The chief of Iran's Revolutionary Guard on Monday accused the United States, Britain and Pakistan of having links with the Sunni militants responsible for a homicide bombing that killed five senior Guard commanders and 37 others.

"Behind this scene are the American and British intelligence apparatus and there will have to be retaliatory measures to punish them," Major General Mohammad Ali Jafari said, vowing a "crushing" response.

Iranian President Mahmoud Ahmadinejad said those behind Sunday's bombing are hiding across the border in Pakistan, and in a phone call with his Pakistani counterpart on Monday he demanded their arrest.

"The presence of terrorist elements in Pakistan is not justifiable and the Pakistani government needs to help arrest and punish the criminals as soon as possible," state TV quoted Ahmadinejad as telling Asif Ali Zardari.

Earlier Monday, an Iranian military official went as far as to raise the prospect of a possible military offensive into Pakistan against the group blamed for the attack.

"There is even unanimity that these operations (could) take place in Pakistan territory," the ISNA news agency quoted MP Payman Forouzesh as saying.

The Sunni rebel group known as Jundallah, or Soldiers of God, has waged a low-level insurgency in Iran's southeast to protest what it says is the government's persecution of an ethnic minority there claimed responsibility for Sunday's attack. The claim was posted Monday on an Islamic Web site that usually publishes Al Qaeda statements. Its authenticity could not be verified.

The official IRNA news agency said Sunday the dead included the deputy commander of the Guard's ground force, Gen. Noor Ali Shooshtari, as well as a chief provincial Guard commander for the area, Rajab Ali Mohammadzadeh. The other dead were Guard members or local tribal leaders. More than two dozen others were wounded, state radio reported.

The headquarters of Iran's armed forces blamed the bombing on "terrorists" backed by "the Great Satan America and its ally Britain," Fars News Agency said Sunday.

"Not in the distant future we will take revenge," Iran's statement read, according to Reuters. Iran's forces claim the country "will clear this region from terrorists and criminals."
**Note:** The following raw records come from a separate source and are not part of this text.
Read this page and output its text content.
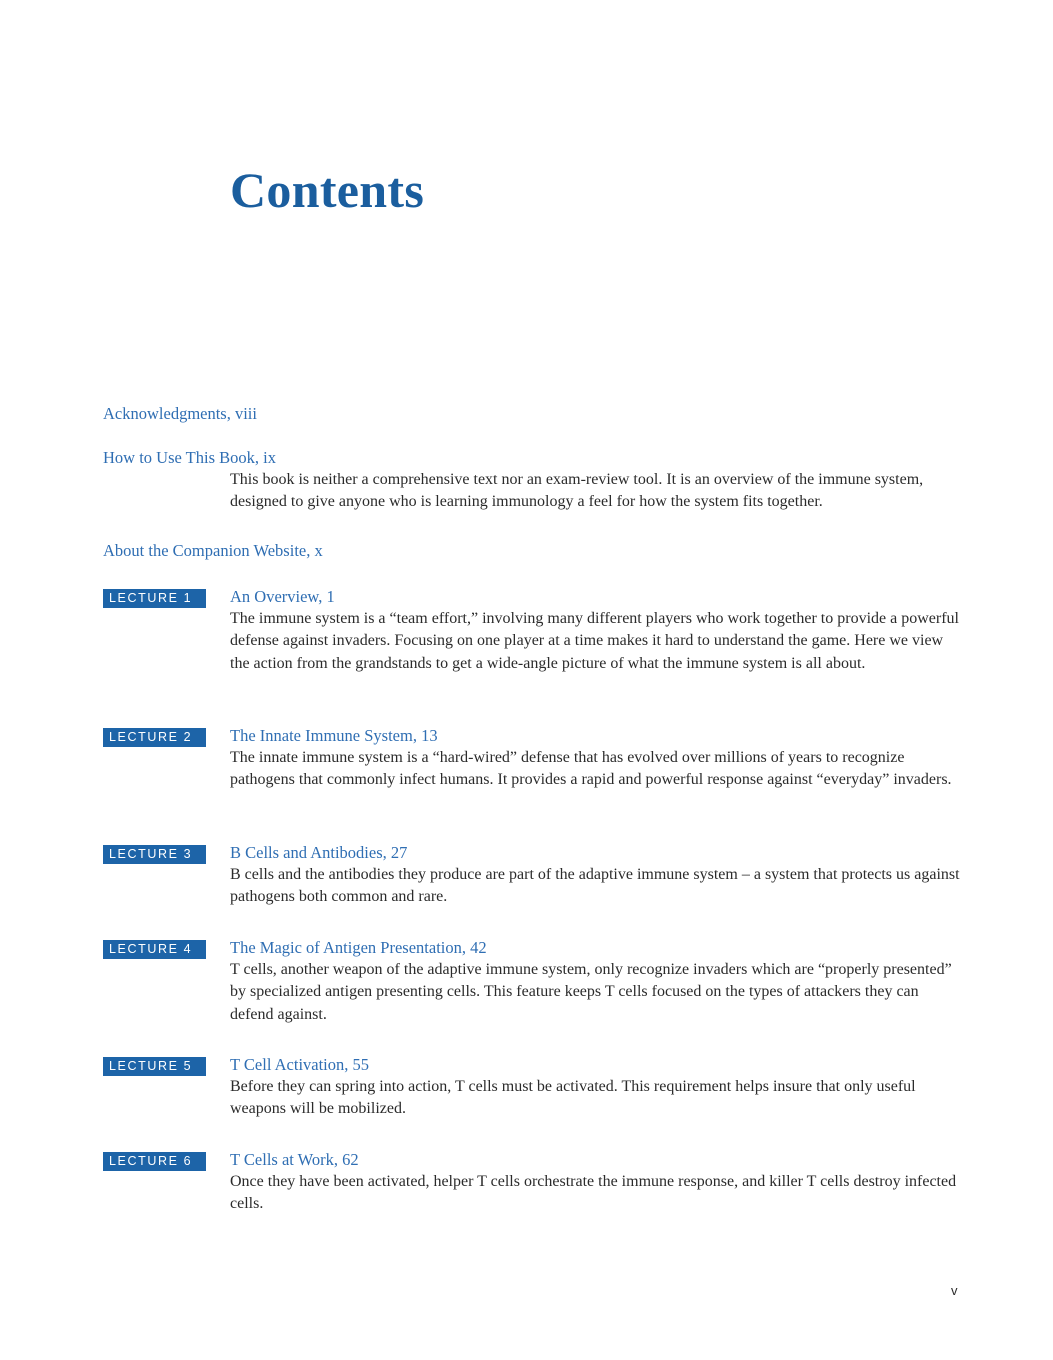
Contents
Acknowledgments, viii
How to Use This Book, ix

This book is neither a comprehensive text nor an exam-review tool. It is an overview of the immune system, designed to give anyone who is learning immunology a feel for how the system fits together.

About the Companion Website, x
LECTURE 1	An Overview, 1

The immune system is a “team effort,” involving many different players who work together to provide a powerful defense against invaders. Focusing on one player at a time makes it hard to understand the game. Here we view the action from the grandstands to get a wide-angle picture of what the immune system is all about.

LECTURE 2	The Innate Immune System, 13

The innate immune system is a “hard-wired” defense that has evolved over millions of years to recognize pathogens that commonly infect humans. It provides a rapid and powerful response against “everyday” invaders.

LECTURE 3	B Cells and Antibodies, 27

B cells and the antibodies they produce are part of the adaptive immune system – a system that protects us against pathogens both common and rare.

LECTURE 4	The Magic of Antigen Presentation, 42

T cells, another weapon of the adaptive immune system, only recognize invaders which are “properly presented” by specialized antigen presenting cells. This feature keeps T cells focused on the types of attackers they can defend against.

LECTURE 5	T Cell Activation, 55

Before they can spring into action, T cells must be activated. This requirement helps insure that only useful weapons will be mobilized.

LECTURE 6	T Cells at Work, 62

Once they have been activated, helper T cells orchestrate the immune response, and killer T cells destroy infected cells.

v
"The global arrogance, with the provocation of its local mercenaries, targeted the meeting of the Guard with local tribal leaders," said the Guard statement read out on state TV.

The United States, however, condemned the attacks on Sunday and denied any involvement.
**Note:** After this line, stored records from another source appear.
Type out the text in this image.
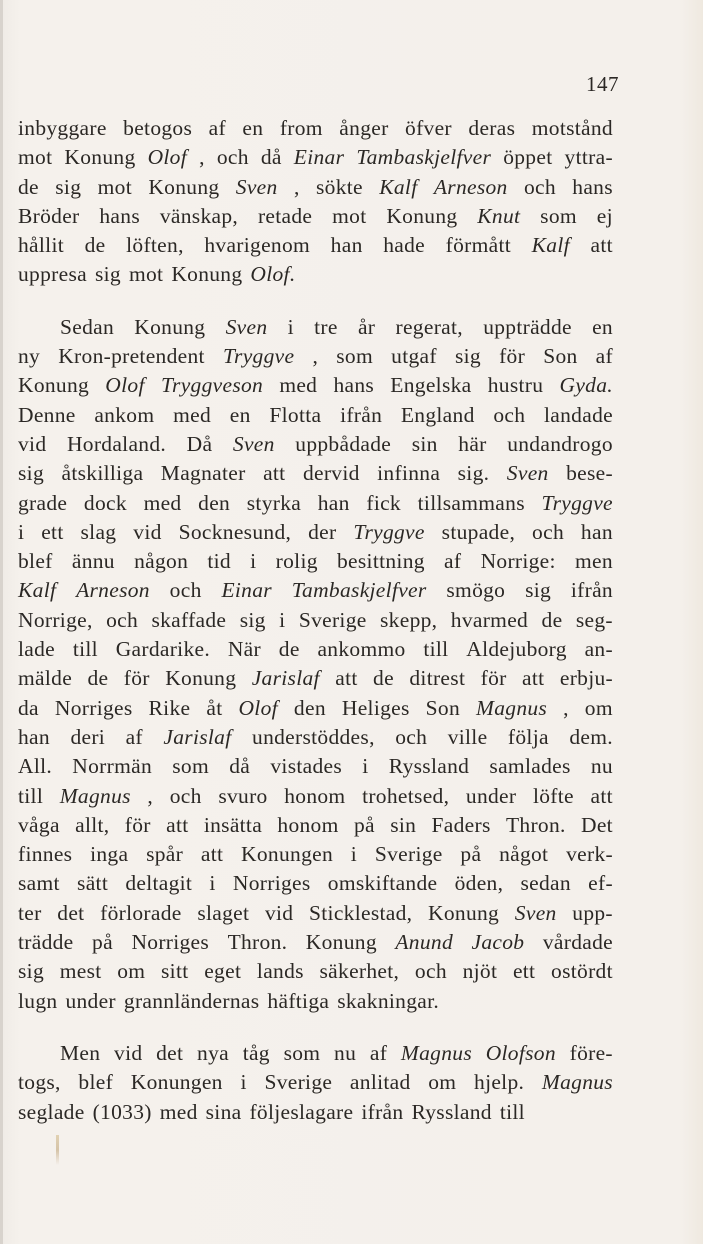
147
inbyggare betogos af en from ånger öfver deras motstånd
mot Konung Olof , och då Einar Tambaskjelfver öppet yttra-
de sig mot Konung Sven , sökte Kalf Arneson och hans
Bröder hans vänskap, retade mot Konung Knut som ej
hållit de löften, hvarigenom han hade förmått Kalf att
uppresa sig mot Konung Olof.
Sedan Konung Sven i tre år regerat, uppträdde en
ny Kron-pretendent Tryggve , som utgaf sig för Son af
Konung Olof Tryggveson med hans Engelska hustru Gyda.
Denne ankom med en Flotta ifrån England och landade
vid Hordaland. Då Sven uppbådade sin här undandrogo
sig åtskilliga Magnater att dervid infinna sig. Sven bese-
grade dock med den styrka han fick tillsammans Tryggve
i ett slag vid Socknesund, der Tryggve stupade, och han
blef ännu någon tid i rolig besittning af Norrige: men
Kalf Arneson och Einar Tambaskjelfver smögo sig ifrån
Norrige, och skaffade sig i Sverige skepp, hvarmed de seg-
lade till Gardarike. När de ankommo till Aldejuborg an-
mälde de för Konung Jarislaf att de ditrest för att erbju-
da Norriges Rike åt Olof den Heliges Son Magnus , om
han deri af Jarislaf understöddes, och ville följa dem.
All. Norrmän som då vistades i Ryssland samlades nu
till Magnus , och svuro honom trohetsed, under löfte att
våga allt, för att insätta honom på sin Faders Thron. Det
finnes inga spår att Konungen i Sverige på något verk-
samt sätt deltagit i Norriges omskiftande öden, sedan ef-
ter det förlorade slaget vid Sticklestad, Konung Sven upp-
trädde på Norriges Thron. Konung Anund Jacob vårdade
sig mest om sitt eget lands säkerhet, och njöt ett ostördt
lugn under grannländernas häftiga skakningar.
Men vid det nya tåg som nu af Magnus Olofson före-
togs, blef Konungen i Sverige anlitad om hjelp. Magnus
seglade (1033) med sina följeslagare ifrån Ryssland till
"We condemn this act of terrorism and mourn the loss of innocent lives. Reports of alleged U.S. involvement are completely false," U.S. State Department spokesman Ian Kelly said in a brief statement.

The Revoutionary Guard commanders were inside a car on their way to a meeting with local tribal leaders in the Pishin district near Iran's border with Pakistan when an attacker with explosives blew himself up, IRNA said.
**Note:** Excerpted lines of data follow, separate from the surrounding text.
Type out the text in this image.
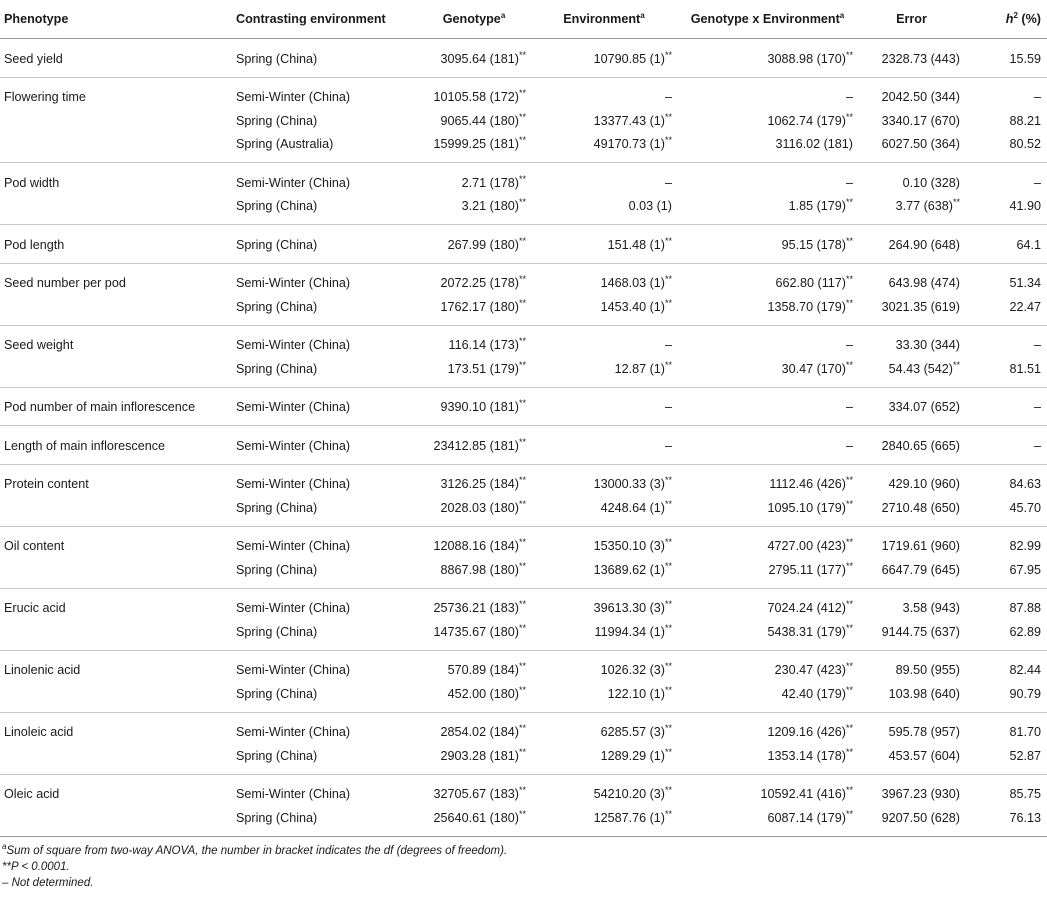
Phenotype	Contrasting environment	Genotype$^a$	Environment$^a$	Genotype x Environment$^a$	Error	$h^2$ (%)
Seed yield	Spring (China)	3095.64 (181)**	10790.85 (1)**	3088.98 (170)**	2328.73 (443)	15.59
Flowering time	Semi-Winter (China)	10105.58 (172)**	–	–	2042.50 (344)	–
	Spring (China)	9065.44 (180)**	13377.43 (1)**	1062.74 (179)**	3340.17 (670)	88.21
	Spring (Australia)	15999.25 (181)**	49170.73 (1)**	3116.02 (181)	6027.50 (364)	80.52
Pod width	Semi-Winter (China)	2.71 (178)**	–	–	0.10 (328)	–
	Spring (China)	3.21 (180)**	0.03 (1)	1.85 (179)**	3.77 (638)**	41.90
Pod length	Spring (China)	267.99 (180)**	151.48 (1)**	95.15 (178)**	264.90 (648)	64.1
Seed number per pod	Semi-Winter (China)	2072.25 (178)**	1468.03 (1)**	662.80 (117)**	643.98 (474)	51.34
	Spring (China)	1762.17 (180)**	1453.40 (1)**	1358.70 (179)**	3021.35 (619)	22.47
Seed weight	Semi-Winter (China)	116.14 (173)**	–	–	33.30 (344)	–
	Spring (China)	173.51 (179)**	12.87 (1)**	30.47 (170)**	54.43 (542)**	81.51
Pod number of main inflorescence	Semi-Winter (China)	9390.10 (181)**	–	–	334.07 (652)	–
Length of main inflorescence	Semi-Winter (China)	23412.85 (181)**	–	–	2840.65 (665)	–
Protein content	Semi-Winter (China)	3126.25 (184)**	13000.33 (3)**	1112.46 (426)**	429.10 (960)	84.63
	Spring (China)	2028.03 (180)**	4248.64 (1)**	1095.10 (179)**	2710.48 (650)	45.70
Oil content	Semi-Winter (China)	12088.16 (184)**	15350.10 (3)**	4727.00 (423)**	1719.61 (960)	82.99
	Spring (China)	8867.98 (180)**	13689.62 (1)**	2795.11 (177)**	6647.79 (645)	67.95
Erucic acid	Semi-Winter (China)	25736.21 (183)**	39613.30 (3)**	7024.24 (412)**	3.58 (943)	87.88
	Spring (China)	14735.67 (180)**	11994.34 (1)**	5438.31 (179)**	9144.75 (637)	62.89
Linolenic acid	Semi-Winter (China)	570.89 (184)**	1026.32 (3)**	230.47 (423)**	89.50 (955)	82.44
	Spring (China)	452.00 (180)**	122.10 (1)**	42.40 (179)**	103.98 (640)	90.79
Linoleic acid	Semi-Winter (China)	2854.02 (184)**	6285.57 (3)**	1209.16 (426)**	595.78 (957)	81.70
	Spring (China)	2903.28 (181)**	1289.29 (1)**	1353.14 (178)**	453.57 (604)	52.87
Oleic acid	Semi-Winter (China)	32705.67 (183)**	54210.20 (3)**	10592.41 (416)**	3967.23 (930)	85.75
	Spring (China)	25640.61 (180)**	12587.76 (1)**	6087.14 (179)**	9207.50 (628)	76.13

$^a$Sum of square from two-way ANOVA, the number in bracket indicates the df (degrees of freedom).

**P < 0.0001.

– Not determined.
Iran's state-owned English language TV channel, Press TV, said there were two simultaneous explosions: one at the meeting and another targeting an additional convoy of Guards on their way to the gathering.

The region's top prosecutor was quoted by the semi-official ISNA news agency as saying the Sunni rebel group Jundallah claimed responsibility for the blast.

There was no immediate statement directly from the group.

The group accuses Iran's Shiite-dominated government of persecution and has carried out attacks against the Revolutionary Guard and Shiite targets in the southeast.

That campaign is one of several ethnic and religious small-scale insurgencies in Iran that have fueled sporadic and sometimes deadly attacks in recent years — though none have amounted to a serious threat to the government.

The Guard commanders targeted Sunday were heading to a meeting with local tribal leaders to promote unity between the Shiite and Sunni Muslim communities.

In April, Iran increased security in Sistan-Baluchistan Province, at the center of the tension, by placing it under the command of the Guard, which took over from local police forces.

The 120,000-strong Revolutionary Guard controls Iran's missile program and has its own ground, naval and air units.

Iran's parliamentary speaker, Ali Larijani, condemned the assassination of the Guard commanders, saying the bombing was aimed at disrupting security in southeastern Iran.

"We express our condolences for their martyrdom. ... The intention of the terrorists was definitely to disrupt security in Sistan-Baluchistan

The Associated Press contributed to this report.